If you read Mark Thoma's blog, you will have seen his passionate response, called "Modern Macroeconomic Theory and Fiscal Policy" to some self-styled "modern macroeconomic theorist" who claims that people like Brad Delong and Krugman who think that fiscal policy can help us out of a recession when the interest rate is at the zero bound are not modern macrotheorists and so are obviously wrong.
Thoma and Krugman's response has been to cite papers by DSGEers in which a version of the model does allow fiscal policy to work - papers by Eggertson and Woodford and others of that ilk. Read the two comments by Robert Waldman to be reminded of why he- Robert - is a national treasure. Waldman says the DSGEers cannot be presumed to have explained anything about the modern macroeconomy at all, so the idea that we have to reject the idea that fiscal policy is efficacious if a DSGE model can't show it to be is a nonsensical non sequitur.
I've looked at the latest Eggertson paper. They are all -all the fiscal-policy friendly DSGE papers, I mean- alike in making the mechanism by which fiscal policy works in a liquidity trap this: it increases expected inflation. This is not the mechanism by which it works in Keynes. Of course if it works, it increases Y and that will increase inflation and expected inflation chez Phillips/Friedman/Phelps. The expected inflation is consequence, not cause.

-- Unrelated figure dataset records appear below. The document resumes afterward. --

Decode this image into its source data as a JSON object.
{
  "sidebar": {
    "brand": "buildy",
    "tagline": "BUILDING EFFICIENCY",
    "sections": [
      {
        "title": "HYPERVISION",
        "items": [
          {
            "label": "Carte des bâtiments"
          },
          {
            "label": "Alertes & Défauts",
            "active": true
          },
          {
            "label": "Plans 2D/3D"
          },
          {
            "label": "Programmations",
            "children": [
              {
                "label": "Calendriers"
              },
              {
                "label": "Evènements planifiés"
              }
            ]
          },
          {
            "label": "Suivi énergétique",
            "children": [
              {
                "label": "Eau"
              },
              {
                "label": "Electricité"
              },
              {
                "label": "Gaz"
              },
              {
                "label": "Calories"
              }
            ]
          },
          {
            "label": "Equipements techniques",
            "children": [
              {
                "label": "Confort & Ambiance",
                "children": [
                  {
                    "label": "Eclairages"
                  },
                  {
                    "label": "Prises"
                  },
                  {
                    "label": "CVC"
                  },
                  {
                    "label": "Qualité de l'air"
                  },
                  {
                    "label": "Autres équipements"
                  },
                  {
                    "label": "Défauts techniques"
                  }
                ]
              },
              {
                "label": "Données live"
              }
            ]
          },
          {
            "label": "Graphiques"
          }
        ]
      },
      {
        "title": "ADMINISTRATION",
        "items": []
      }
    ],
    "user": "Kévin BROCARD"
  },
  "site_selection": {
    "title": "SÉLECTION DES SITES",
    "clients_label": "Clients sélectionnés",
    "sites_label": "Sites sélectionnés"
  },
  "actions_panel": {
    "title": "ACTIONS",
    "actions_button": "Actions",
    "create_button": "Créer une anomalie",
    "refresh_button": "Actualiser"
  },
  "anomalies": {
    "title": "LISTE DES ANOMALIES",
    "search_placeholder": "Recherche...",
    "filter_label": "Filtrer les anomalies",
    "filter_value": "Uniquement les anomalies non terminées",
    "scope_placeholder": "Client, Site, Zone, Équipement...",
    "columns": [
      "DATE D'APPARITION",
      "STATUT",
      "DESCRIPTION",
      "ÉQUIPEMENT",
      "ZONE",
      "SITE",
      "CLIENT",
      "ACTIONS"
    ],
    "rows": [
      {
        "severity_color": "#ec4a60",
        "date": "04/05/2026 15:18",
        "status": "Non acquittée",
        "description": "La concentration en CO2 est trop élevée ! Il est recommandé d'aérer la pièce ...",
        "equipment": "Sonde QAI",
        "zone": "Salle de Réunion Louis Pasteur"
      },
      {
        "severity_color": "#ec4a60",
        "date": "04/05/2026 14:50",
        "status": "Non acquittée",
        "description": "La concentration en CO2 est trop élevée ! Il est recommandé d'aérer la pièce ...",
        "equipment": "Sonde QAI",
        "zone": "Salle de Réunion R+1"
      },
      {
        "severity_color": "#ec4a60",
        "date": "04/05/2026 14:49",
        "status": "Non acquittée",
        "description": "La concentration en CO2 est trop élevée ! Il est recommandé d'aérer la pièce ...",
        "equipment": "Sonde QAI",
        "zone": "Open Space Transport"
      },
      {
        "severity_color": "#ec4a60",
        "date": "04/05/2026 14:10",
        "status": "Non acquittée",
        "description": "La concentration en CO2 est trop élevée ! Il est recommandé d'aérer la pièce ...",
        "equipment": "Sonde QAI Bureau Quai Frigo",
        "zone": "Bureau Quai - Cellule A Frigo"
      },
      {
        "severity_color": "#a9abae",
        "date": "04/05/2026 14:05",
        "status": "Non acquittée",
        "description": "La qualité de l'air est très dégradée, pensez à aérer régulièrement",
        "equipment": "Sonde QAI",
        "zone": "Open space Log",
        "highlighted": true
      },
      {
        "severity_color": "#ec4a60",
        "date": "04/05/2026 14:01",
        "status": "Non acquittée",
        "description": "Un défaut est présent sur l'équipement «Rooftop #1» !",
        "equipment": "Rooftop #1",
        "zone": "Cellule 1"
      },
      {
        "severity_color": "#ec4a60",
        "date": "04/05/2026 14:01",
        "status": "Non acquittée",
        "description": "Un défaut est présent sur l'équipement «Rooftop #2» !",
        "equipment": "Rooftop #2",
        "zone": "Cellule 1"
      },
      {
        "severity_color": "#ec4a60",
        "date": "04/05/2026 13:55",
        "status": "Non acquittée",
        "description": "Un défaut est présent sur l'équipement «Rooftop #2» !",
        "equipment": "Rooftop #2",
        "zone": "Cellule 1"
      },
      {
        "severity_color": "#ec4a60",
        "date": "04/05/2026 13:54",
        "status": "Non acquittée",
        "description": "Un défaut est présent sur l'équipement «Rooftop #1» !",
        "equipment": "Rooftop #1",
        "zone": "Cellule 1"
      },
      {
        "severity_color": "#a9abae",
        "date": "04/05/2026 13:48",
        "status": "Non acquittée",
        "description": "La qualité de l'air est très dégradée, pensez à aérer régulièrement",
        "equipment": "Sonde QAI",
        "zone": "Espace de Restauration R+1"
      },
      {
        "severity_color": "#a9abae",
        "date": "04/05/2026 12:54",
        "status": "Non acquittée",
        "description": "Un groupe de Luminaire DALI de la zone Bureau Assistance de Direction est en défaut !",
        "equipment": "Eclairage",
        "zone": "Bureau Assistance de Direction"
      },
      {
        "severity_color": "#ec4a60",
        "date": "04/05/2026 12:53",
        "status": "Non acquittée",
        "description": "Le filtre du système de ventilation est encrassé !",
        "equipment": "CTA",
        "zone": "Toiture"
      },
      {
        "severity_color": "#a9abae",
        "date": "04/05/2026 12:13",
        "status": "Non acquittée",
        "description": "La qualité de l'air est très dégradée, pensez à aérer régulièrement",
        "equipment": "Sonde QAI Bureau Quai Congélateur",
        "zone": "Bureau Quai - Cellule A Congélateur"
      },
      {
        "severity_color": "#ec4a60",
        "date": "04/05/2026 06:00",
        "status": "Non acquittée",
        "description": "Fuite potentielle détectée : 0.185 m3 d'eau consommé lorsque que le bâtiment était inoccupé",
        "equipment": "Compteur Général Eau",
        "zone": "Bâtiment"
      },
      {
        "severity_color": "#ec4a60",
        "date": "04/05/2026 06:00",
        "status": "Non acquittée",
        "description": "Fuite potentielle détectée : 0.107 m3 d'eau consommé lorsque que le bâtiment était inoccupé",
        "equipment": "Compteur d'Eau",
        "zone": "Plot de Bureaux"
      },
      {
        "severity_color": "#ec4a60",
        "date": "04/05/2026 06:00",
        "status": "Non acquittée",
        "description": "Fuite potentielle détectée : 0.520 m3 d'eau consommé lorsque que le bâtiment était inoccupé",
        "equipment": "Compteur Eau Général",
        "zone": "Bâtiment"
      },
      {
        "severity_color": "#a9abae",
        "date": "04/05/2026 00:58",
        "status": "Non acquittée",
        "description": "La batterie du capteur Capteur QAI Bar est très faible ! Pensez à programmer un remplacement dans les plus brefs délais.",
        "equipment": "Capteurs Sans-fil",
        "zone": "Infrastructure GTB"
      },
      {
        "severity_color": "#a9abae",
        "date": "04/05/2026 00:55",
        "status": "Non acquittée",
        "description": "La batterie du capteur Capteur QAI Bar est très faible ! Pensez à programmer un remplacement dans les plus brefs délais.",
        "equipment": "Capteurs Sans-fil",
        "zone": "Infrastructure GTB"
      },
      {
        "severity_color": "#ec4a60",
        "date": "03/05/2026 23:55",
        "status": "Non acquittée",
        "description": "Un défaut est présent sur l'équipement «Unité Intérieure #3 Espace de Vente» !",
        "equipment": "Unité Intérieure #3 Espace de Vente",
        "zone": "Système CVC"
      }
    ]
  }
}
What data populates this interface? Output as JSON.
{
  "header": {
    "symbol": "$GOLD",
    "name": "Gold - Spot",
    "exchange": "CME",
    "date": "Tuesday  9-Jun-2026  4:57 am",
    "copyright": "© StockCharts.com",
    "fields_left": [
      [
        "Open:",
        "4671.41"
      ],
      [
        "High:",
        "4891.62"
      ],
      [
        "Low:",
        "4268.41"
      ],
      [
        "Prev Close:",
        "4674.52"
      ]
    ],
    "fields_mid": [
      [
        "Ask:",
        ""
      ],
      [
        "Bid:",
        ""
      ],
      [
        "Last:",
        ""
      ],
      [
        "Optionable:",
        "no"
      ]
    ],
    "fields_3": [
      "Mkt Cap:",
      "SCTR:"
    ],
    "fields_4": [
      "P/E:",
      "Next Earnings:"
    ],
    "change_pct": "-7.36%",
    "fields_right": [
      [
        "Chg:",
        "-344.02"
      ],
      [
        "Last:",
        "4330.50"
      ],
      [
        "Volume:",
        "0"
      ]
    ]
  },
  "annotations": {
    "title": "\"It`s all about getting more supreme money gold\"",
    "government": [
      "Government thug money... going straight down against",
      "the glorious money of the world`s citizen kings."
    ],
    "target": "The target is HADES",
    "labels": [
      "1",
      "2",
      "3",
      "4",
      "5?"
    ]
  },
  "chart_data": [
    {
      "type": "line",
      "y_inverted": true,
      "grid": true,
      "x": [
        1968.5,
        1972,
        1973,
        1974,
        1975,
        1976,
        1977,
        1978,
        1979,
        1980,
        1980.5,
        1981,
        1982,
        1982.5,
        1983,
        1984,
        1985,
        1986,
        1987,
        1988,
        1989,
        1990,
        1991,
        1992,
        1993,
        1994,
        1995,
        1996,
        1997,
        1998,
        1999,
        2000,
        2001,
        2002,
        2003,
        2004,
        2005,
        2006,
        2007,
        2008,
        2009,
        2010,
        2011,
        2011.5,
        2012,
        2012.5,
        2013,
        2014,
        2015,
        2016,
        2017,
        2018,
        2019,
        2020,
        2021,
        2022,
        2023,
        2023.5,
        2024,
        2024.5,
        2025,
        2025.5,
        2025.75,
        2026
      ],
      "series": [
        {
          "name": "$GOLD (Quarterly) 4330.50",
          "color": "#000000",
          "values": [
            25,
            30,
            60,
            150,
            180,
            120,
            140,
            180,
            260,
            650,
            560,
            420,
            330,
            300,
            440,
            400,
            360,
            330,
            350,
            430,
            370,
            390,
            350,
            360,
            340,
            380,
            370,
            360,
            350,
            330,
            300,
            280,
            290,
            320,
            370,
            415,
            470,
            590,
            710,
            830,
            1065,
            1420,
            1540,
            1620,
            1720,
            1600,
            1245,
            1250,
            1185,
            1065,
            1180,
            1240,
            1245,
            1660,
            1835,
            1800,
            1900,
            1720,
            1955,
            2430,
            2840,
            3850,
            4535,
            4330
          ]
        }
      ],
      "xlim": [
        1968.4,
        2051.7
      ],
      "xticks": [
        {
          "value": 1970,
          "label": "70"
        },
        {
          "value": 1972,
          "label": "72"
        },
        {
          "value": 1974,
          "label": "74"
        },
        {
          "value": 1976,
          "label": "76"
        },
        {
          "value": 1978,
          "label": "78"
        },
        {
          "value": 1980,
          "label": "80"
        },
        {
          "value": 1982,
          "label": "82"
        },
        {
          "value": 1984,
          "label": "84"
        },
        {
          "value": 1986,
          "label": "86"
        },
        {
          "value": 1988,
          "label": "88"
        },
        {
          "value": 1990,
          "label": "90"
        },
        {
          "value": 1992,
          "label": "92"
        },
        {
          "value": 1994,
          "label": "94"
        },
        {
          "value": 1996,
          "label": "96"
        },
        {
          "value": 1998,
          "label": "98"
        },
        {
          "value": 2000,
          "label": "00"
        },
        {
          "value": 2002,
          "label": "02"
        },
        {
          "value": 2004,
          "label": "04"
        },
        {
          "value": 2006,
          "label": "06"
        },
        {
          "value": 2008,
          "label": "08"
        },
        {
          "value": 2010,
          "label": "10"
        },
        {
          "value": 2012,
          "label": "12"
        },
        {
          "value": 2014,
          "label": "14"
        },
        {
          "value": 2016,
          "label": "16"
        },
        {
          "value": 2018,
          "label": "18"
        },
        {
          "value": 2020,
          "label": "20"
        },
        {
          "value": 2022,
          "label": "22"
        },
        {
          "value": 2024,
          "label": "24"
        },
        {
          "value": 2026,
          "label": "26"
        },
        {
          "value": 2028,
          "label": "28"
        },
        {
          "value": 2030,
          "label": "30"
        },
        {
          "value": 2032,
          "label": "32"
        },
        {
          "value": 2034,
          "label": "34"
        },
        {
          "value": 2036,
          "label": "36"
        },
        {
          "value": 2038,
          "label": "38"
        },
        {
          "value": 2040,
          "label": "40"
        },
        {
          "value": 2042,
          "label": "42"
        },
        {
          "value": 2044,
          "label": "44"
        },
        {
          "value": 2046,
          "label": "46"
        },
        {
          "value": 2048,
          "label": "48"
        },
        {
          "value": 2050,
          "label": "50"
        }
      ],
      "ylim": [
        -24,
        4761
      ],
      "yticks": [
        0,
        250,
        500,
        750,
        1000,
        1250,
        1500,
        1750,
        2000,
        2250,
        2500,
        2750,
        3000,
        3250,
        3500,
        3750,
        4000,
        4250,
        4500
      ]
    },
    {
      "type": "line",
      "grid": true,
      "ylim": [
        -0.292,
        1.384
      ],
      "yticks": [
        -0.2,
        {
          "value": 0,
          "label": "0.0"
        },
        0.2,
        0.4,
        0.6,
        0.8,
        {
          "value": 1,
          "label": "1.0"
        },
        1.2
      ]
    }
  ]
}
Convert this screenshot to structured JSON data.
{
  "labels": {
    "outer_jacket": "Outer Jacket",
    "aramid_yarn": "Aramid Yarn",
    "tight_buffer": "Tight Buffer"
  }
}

The reason that it works in Keynes, of course, is that it increases demand. Period. Put another way: In a liquidity trap, the problem is that the Wicksellian/Keynesian natural rate is below the expected deflation rate (the latter may be a small negative number, as it is now), which latter is the lower bound on the real rate of interest given that nominal rates can't be negative. Fiscal policy in the trap works not, or not necessarily, by reducing the lower bound, but rather by raising the natural rate above the lower bound. But this can't happen in the DSGE models, because the natural rate - what they call the natural rate, which isn't what Keynes and Wicksell meant by it - can never change. That's a fact about their ridiculous models, not a fact about the world.
2 comments:
Kevin:
Damn! I can't find the link to the latest Eggertson paper to check!
You sure you are right on this?
The canonical New-Keynesian DSGE model has an IS curve and a Phillips Curve. Define the "natural rate" as where the IS curve intersects the Long Run Phillips Curve.
The IS curve is an Euler equation from infinitely-lived households, with rational expectations. So tax cuts won't work to shift the IS curve, because this model is essentially one in which Ricardian Equivalence holds.
But, change the model so that half the households are hand-to-mouth (they consume their current disposable income), and tax cuts shift the IS right, increasing the natural rate, and increasing output. This is essentially the same reason fiscal policy works in old Keynesian models. By making half the households hand-to-mouth, we raise the mpc out of transitory income from 0 to 0.5.
Add G to the model, in a way that does not interfere with the Euler equation (and the simplest assumption is to assume that G either gives no utility, or else does not affect marginal utility of consumption), and an increase in G shifts the IS right, with a multiplier of 1. Just like in old Keynesian models, if the mpc were 0. And this raises the natural rate.
Add distorting taxes to the model, and fiscal policy can shift the LRPC, and can raise the natural rate. (That's not in old Keynesian models, but is simple to add.)
In addition, you are right, if any of these fiscal policy changes do raise the natural rate, they will increase actual and expected inflation (assuming i=0), and give an extra "induced" increase in demand and output. But this only happens because they initially raise the natural rate.
Nick: I actually may have been too hasty. I don't have the paper in front of me, but what you say makes me think I may have misunderstood. Thanks!